Leur avenir reste à garantir. La sylviculture doit s’adapter aux enjeux climatiques, à la fois en terme de pratiques d’exploitation, de nouvelles essences mieux adaptées au réchauffement climatique. Cette journée a été le coup d’envoi d’une nouvelle démarche pour mieux mobiliser la recherche, assurer la formation des professionnels de la filière et des acteurs publics et privés. Le but est enfin d’expérimenter de nouvelles façons de gérer durablement la forêt.

Garantir la bonne santé des forêts répond aussi à assurer ses fonctions écologiques, sociales, culturelles et économiques sur l’ensemble de l’Arc jurassien.

1,77 million d’hectares de forêts en Bourgogne Franche-Comté

C’est la 5ème région forestière de France. Fonction économique importante, la filière sylvicole emploie en France 285 000 personnes et génère 50 milliards de chiffre d’affaires. Le maintien de la biodiversité, la gestion raisonnée des essences est donc aussi un impératif économique et une ressource parfois importante pour les communes forestières.

La surface boisée de Besançon couvre 2040 ha, dont 1615 ha pour la seule forêt de Chailluz.

L’arbre, c’est le temps long

L’institut fédéral suisse de recherches WSL, étudie la forêt, le paysage, la biodiversité, les dangers naturels ainsi que la neige et la glace. Valentin Queloz et Yann Vitasse ont tenté avec beaucoup de pédagogie de démontrer l’importance d’une gestion proactive de la forêt pour éviter son dépérissement, assurer la transition graduelle de la forêt et planter des essences adaptées aux nouvelles températures. Les deux scientifiques ont porté un regard croisé sur la problématique de la forêt des deux côtés de la frontière.

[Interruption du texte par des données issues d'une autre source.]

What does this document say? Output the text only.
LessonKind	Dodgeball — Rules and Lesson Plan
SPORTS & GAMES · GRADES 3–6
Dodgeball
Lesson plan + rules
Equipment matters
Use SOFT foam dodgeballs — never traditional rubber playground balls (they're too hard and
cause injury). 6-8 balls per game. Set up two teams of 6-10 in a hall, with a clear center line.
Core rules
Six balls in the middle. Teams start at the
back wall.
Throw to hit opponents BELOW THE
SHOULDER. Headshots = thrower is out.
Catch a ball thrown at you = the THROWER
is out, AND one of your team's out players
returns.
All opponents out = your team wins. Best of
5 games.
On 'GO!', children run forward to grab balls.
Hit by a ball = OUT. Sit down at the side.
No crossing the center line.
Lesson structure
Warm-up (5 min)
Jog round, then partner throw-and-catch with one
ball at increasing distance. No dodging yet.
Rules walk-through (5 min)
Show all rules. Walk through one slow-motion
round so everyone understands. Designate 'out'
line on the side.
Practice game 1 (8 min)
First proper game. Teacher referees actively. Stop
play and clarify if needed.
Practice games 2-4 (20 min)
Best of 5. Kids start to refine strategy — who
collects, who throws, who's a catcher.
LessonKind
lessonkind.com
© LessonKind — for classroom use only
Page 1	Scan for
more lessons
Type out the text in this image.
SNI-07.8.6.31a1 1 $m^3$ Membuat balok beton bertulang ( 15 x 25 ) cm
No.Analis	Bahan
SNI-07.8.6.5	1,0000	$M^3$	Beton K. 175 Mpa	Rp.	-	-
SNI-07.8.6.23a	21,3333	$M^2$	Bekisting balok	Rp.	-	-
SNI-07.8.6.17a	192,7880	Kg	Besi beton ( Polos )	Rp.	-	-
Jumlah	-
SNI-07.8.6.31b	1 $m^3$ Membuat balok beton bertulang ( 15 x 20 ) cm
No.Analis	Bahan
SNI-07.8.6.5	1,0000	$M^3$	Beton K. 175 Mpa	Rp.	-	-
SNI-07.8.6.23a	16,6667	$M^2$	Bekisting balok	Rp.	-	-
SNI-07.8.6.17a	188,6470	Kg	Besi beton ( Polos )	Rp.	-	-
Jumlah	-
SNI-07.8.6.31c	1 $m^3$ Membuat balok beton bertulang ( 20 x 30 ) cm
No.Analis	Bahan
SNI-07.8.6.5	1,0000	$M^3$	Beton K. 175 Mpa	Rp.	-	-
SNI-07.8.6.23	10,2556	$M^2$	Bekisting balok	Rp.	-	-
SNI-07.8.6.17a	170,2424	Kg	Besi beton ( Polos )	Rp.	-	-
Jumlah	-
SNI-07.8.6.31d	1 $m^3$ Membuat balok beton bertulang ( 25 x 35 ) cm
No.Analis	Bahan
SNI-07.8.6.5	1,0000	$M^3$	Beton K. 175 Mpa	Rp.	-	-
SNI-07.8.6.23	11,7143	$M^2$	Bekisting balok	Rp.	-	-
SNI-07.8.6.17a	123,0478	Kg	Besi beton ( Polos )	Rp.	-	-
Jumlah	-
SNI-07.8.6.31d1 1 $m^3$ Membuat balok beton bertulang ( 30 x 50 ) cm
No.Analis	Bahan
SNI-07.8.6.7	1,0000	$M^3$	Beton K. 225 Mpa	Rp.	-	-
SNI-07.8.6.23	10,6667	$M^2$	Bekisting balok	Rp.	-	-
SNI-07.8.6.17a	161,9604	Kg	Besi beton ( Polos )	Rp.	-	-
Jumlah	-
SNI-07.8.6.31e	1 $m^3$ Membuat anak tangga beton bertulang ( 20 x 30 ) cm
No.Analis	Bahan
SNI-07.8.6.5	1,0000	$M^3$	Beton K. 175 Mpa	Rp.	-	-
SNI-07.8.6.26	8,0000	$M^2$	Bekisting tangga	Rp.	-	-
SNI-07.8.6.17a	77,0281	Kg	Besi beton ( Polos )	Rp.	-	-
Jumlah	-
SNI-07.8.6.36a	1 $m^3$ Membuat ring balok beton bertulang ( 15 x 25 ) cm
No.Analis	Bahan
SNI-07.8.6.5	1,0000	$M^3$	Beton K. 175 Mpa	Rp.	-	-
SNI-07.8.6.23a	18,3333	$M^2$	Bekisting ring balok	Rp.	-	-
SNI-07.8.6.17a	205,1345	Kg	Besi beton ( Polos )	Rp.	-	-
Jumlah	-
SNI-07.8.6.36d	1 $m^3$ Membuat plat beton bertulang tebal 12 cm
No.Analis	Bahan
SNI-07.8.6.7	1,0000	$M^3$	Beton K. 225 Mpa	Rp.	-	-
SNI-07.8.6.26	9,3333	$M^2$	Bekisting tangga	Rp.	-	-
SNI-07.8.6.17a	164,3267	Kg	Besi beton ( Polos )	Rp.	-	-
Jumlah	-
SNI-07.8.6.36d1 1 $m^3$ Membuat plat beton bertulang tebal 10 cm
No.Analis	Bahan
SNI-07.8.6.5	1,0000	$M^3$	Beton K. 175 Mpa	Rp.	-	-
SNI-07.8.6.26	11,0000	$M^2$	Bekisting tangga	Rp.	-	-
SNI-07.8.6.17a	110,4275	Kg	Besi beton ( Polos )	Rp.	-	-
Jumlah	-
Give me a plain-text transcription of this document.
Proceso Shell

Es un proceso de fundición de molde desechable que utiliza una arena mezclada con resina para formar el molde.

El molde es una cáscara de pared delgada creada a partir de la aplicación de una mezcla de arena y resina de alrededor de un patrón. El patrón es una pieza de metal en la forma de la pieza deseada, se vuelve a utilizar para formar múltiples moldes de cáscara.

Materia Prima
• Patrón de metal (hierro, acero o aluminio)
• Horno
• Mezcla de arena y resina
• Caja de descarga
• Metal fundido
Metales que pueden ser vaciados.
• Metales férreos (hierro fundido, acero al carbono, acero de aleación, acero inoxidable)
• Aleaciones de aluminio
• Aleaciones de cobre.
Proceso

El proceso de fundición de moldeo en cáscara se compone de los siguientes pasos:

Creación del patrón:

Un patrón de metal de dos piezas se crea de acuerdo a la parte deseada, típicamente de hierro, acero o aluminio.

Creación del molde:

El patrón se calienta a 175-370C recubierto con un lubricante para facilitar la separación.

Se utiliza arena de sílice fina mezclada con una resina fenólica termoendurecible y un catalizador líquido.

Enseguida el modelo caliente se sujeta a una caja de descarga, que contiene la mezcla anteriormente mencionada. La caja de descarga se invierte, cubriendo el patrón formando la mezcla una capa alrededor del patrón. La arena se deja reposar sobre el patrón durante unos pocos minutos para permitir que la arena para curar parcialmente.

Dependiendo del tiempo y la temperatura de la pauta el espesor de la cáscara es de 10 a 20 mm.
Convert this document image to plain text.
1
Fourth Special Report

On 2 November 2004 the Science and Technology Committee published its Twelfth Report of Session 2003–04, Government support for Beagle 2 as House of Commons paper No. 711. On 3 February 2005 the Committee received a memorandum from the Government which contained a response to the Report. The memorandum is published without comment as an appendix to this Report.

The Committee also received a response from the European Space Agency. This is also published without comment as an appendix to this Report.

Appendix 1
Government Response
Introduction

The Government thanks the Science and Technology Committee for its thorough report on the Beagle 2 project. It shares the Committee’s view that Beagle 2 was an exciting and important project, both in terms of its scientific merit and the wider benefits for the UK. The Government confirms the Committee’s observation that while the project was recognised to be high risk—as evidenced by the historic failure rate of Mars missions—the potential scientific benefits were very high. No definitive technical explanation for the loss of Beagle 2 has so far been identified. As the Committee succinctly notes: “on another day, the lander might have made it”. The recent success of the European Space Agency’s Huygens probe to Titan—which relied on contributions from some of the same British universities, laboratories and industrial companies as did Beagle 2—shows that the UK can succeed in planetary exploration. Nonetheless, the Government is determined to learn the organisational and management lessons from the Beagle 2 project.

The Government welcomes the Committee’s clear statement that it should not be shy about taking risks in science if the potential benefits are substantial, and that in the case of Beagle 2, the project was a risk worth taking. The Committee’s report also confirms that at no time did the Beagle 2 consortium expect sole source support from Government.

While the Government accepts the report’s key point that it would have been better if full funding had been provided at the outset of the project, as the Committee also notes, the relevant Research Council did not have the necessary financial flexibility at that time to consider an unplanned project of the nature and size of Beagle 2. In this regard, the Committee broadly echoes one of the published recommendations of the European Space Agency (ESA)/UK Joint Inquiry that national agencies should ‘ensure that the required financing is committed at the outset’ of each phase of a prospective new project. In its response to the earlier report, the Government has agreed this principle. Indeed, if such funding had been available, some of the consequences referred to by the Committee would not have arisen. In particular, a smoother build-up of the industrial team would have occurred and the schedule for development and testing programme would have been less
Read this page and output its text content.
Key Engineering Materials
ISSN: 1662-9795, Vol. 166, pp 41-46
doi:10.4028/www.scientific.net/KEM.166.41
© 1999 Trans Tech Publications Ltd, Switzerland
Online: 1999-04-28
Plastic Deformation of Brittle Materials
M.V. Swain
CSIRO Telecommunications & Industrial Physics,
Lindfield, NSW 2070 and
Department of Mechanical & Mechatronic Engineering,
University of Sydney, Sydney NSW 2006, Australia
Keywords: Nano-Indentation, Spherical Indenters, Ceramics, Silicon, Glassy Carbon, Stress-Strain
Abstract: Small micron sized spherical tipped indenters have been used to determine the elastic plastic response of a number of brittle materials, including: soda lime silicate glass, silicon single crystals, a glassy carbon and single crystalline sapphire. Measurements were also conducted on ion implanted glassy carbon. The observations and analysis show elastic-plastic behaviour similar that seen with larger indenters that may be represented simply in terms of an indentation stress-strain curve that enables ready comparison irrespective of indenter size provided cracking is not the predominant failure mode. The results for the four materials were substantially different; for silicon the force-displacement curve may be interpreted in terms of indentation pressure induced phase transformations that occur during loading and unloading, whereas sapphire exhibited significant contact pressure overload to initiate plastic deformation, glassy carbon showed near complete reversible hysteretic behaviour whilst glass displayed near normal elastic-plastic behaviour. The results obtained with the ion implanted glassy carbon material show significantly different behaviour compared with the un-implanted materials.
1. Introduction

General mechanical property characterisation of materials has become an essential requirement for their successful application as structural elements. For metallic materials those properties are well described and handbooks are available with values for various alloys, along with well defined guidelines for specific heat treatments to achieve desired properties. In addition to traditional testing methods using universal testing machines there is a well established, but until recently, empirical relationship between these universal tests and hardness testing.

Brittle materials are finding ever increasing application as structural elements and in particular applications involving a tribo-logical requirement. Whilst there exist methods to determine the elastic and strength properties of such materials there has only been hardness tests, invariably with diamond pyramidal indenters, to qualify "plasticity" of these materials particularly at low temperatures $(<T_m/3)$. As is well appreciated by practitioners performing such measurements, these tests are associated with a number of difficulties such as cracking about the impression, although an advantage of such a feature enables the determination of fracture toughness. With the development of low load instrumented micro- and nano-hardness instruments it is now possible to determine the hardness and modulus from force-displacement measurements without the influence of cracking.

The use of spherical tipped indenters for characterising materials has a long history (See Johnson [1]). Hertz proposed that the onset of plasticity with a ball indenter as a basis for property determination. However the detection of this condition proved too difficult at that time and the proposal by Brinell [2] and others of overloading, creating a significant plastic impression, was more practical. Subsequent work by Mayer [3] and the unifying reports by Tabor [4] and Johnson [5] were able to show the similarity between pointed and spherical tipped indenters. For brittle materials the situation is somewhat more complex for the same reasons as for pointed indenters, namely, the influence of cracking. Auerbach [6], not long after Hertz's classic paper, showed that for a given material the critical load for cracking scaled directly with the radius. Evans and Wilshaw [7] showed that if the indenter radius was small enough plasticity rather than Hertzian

Chailluz : renouveler 200 ha en 40 ans

Du résineux au feuillu, la forêt de Chailluz va se transformer en profondeur. Les deux scientifiques suisses le confirment « nous devons anticiper pour ne pas subir ». Mais comme le souligne un professionnel de la filière bois, « il ne faut pas répondre à la mode… De nombreuses plantations d’acacia ou de robinier (le faux acacia) peuvent remplacer les résineux en plaine. C’est un bois très solide adapté à l’extérieur, il pousse rapidement (2 mètres en un an contre 30 cm en 5 ans pour un pin et 1 m en 5 ans pour le chêne) mais il est facilement inflammable ».

La question ne porte pas tant sur la nécessité de remplacer les essences. Qui peut prétendre à coup sûr que les nouvelles plantations de 2022 seront adaptées au climat de 2085 ?

Réchauffement de l’atmosphère et sécheresse des sols  

La température annuelle globale de l’Hémisphère Nord a augmenté de plus de 2° depuis 1850. Sur un temps beaucoup plus long, les écarts de température sont moins significatifs : réchauffement dans l’Antiquité ou « petit âge glaciaire » entre la Renaissance et le XIXe siècle.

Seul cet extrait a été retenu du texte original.